Going forward, the relationship between the two is expected to go from strength to strength. Honeywell has just launched the Attune Advisory Service which it is in talks with Shangri-La to incorporate within its operations. This will maximise on the use of data surrounding energy consumption to achieve maximum benefits, and will involve analysing the data and setting up a complete building optimisation plan.
“From Honeywell’s side, the benefit of this partnership has been the ability to maintain a relationship with the hotel, enabling us to easily approach and implement further initiatives. As mentioned earlier, there are challenges of retrofitting, but when the backbone, network and interface have been delivered by us, they become less of a challenge,” says Kotecha.
One of the advantages of the hotel operating a full Honeywell system is that it makes it easier to understand and analyse the benefits that can be made compared to if it was dealing with numerous brands.
“It is the ability to pinpoint the low hanging fruits where we can drive energy benefits. The next level is to give them a report not only mentioning the benefits but also the ROI they can make over different periods of time, based on the drivers and KPIs they have in place,” adds Boutaour.
Scalability is also a big area of focus and a facility’s plans for future expansion have to be considered carefully.
“Things are slightly different from 10-15 years ago, in terms of how systems are coupled and have a dedicated network and the ability to pair up and scale this in the future when additional premises are added, for example. This is also a big advantage of smart building. It’s not just about efficiency, but looking forward and seeing how we can make it bigger as well as more efficient,” says Boutaour.
But, stresses Jadhav, people are still central to driving a building towards maximum efficiency alongside any system.
“Success does not depend on Shangri La or Honeywell alone when it comes to energy savings.
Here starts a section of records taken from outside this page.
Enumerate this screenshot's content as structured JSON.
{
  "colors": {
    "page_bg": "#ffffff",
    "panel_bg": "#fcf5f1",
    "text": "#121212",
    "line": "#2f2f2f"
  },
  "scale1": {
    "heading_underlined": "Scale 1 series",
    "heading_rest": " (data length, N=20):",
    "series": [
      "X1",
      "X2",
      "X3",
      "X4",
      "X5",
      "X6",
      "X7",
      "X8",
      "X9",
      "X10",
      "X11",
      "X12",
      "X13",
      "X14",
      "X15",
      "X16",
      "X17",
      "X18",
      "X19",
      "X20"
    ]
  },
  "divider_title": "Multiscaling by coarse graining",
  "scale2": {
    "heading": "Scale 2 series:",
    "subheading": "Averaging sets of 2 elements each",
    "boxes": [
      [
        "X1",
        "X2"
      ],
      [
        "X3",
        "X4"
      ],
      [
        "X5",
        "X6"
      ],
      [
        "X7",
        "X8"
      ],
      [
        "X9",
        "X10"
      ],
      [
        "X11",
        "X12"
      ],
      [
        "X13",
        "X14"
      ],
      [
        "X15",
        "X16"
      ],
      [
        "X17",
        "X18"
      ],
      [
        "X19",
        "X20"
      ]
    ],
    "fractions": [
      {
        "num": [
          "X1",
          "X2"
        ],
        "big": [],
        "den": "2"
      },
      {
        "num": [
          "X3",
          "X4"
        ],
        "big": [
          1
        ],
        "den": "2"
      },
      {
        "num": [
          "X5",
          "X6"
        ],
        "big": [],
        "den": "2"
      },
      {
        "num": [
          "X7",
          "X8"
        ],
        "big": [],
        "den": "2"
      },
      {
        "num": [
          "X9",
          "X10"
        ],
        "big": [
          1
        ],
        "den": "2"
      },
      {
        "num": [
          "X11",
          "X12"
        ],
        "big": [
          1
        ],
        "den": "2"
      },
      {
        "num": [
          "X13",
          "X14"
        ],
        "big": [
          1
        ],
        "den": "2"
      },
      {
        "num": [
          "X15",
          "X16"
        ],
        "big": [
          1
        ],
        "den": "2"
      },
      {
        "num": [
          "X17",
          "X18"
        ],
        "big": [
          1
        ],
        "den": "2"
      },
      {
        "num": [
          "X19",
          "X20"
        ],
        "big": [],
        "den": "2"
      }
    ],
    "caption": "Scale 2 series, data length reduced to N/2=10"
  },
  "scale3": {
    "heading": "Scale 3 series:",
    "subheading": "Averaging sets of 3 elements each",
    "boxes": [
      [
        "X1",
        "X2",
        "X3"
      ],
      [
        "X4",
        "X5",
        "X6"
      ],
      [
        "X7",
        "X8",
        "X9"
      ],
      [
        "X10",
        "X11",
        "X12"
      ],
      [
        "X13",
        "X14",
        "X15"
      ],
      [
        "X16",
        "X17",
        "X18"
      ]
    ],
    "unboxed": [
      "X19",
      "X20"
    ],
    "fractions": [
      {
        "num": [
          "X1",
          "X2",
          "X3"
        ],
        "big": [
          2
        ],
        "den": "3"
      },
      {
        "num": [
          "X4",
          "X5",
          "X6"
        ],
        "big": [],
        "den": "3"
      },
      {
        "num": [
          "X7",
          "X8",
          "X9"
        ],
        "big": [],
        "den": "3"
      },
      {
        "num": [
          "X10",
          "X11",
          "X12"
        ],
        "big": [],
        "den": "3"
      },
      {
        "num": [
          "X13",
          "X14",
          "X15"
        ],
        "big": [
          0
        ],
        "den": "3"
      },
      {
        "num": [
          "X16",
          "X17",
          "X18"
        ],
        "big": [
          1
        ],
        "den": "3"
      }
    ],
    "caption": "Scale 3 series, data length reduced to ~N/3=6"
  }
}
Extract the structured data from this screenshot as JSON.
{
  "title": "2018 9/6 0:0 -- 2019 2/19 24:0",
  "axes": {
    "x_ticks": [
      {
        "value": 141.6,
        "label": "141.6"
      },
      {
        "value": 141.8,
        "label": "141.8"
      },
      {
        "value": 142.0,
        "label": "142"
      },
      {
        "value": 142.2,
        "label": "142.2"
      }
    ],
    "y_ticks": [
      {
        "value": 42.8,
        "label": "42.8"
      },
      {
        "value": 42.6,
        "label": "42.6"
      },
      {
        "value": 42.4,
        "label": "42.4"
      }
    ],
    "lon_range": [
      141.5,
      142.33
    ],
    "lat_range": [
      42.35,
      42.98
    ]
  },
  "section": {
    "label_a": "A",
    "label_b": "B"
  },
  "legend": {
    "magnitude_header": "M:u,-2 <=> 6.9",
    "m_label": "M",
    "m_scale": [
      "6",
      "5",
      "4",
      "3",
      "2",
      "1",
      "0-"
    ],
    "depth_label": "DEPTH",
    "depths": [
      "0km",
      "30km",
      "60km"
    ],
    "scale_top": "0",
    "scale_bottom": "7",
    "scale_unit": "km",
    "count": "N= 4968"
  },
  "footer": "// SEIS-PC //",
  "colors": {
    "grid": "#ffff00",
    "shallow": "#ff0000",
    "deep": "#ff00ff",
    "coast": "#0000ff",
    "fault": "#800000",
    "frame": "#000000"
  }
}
When we go ahead and implement the solution and bring together the analysis and the reports, we sit with the entire team and identify where the problems were and how we plan to rectify them. We do this monthly. It is down to both teams to achieve the savings.
“It is not a robotic thing where you put in something and one year down the line you get an energy saving. It is a very slow process and requires manual intervention. There’s no one fix,” she concludes.